On October 7, tank formations of the 3rd and 4th tank groups managed to connect and close pincers at Vyazma. The troops of the 16th, 19th, 20th, 24th, 32nd armies, the group of General I.V. Boldin, as well as part of the forces and rear services of the 30th, 33rd and 43rd armies were surrounded. During October 7-12 Soviet troops made repeated attempts to break the encirclement. Unfortunately, these attacks were not delivered simultaneously, but in several places northwest and southwest of Vyazma, which did not allow most units and formations to overcome the steel curtain and escape from encirclement.

All day on October 10, the troops of the 20th Army tried to break through the front of the encirclement; its units fought in the area of ​​​​the villages of Volodarets, Panfilovo, Nesterovo, Vypolzovo, but unsuccessfully. Then the commander Lieutenant General F. A. Ershakov changes the direction of the main attack and decides to make a breakthrough in the direction of Krasny Kholm - Rozhnovo. The last attempt to get out of the encirclement turned out to be fatal for the soldiers of the 20th Army - the units were unable to break through, and about 5 divisions were killed in the battle. After this battle, the 20th Army ceased to exist as a combat-ready unit. General Ershakov was captured.

Units of the 24th Army were also unable to break through the encirclement, Army Commander K. I. Rakutin died.

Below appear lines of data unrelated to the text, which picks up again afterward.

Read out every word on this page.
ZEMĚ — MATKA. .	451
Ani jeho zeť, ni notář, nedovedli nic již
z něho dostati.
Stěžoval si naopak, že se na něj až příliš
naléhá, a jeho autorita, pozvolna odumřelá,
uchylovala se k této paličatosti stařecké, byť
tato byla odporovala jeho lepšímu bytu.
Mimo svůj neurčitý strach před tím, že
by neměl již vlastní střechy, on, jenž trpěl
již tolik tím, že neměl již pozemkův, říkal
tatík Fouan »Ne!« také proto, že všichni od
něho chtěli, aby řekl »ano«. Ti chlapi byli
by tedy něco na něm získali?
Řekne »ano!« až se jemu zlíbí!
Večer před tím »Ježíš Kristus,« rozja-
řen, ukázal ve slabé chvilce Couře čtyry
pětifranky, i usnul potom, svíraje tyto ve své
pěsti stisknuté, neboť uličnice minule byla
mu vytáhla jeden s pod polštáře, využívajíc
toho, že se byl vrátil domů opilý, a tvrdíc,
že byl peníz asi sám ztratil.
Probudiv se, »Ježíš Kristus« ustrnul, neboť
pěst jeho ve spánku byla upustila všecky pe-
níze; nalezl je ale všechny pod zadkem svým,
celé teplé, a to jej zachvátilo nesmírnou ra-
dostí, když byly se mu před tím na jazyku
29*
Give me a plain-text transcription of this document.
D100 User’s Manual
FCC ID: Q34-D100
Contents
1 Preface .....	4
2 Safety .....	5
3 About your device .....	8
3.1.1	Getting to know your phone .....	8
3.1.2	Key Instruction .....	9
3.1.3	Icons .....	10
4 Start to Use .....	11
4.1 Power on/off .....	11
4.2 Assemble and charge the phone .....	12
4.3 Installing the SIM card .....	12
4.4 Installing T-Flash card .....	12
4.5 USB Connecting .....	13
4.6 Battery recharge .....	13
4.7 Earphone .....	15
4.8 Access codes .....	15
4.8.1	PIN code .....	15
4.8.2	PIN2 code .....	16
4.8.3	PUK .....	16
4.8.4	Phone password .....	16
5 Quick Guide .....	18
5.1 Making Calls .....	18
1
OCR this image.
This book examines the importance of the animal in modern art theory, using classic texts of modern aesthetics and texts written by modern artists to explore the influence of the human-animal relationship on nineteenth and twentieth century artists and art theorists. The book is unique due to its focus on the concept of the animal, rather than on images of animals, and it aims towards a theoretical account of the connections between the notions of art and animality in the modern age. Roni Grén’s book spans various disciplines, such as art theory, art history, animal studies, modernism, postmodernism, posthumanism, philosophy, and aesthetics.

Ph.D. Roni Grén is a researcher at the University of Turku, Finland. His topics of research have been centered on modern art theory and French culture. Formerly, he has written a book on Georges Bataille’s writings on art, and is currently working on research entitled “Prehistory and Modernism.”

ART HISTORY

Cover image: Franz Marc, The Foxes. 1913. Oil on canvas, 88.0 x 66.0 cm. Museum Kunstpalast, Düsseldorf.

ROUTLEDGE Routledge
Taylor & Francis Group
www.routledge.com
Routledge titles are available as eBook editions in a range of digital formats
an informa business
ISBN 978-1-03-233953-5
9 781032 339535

The troops under the command of Lieutenant General M.F. Lukin, operating in the area north of Vyazma (19th and 32nd armies and the group of General Boldin), were preparing for a breakthrough in the direction of Bogoroditskoye. The breakthrough began on October 11 at 16.00. But, despite the fact that it was carried out, it was not possible to secure and strengthen the flanks. The Nazis very quickly closed the encirclement again. Only separate units of the 2nd and 91st rifle divisions managed to escape from the cauldron.

General Lukin, along with the group's headquarters, was captured.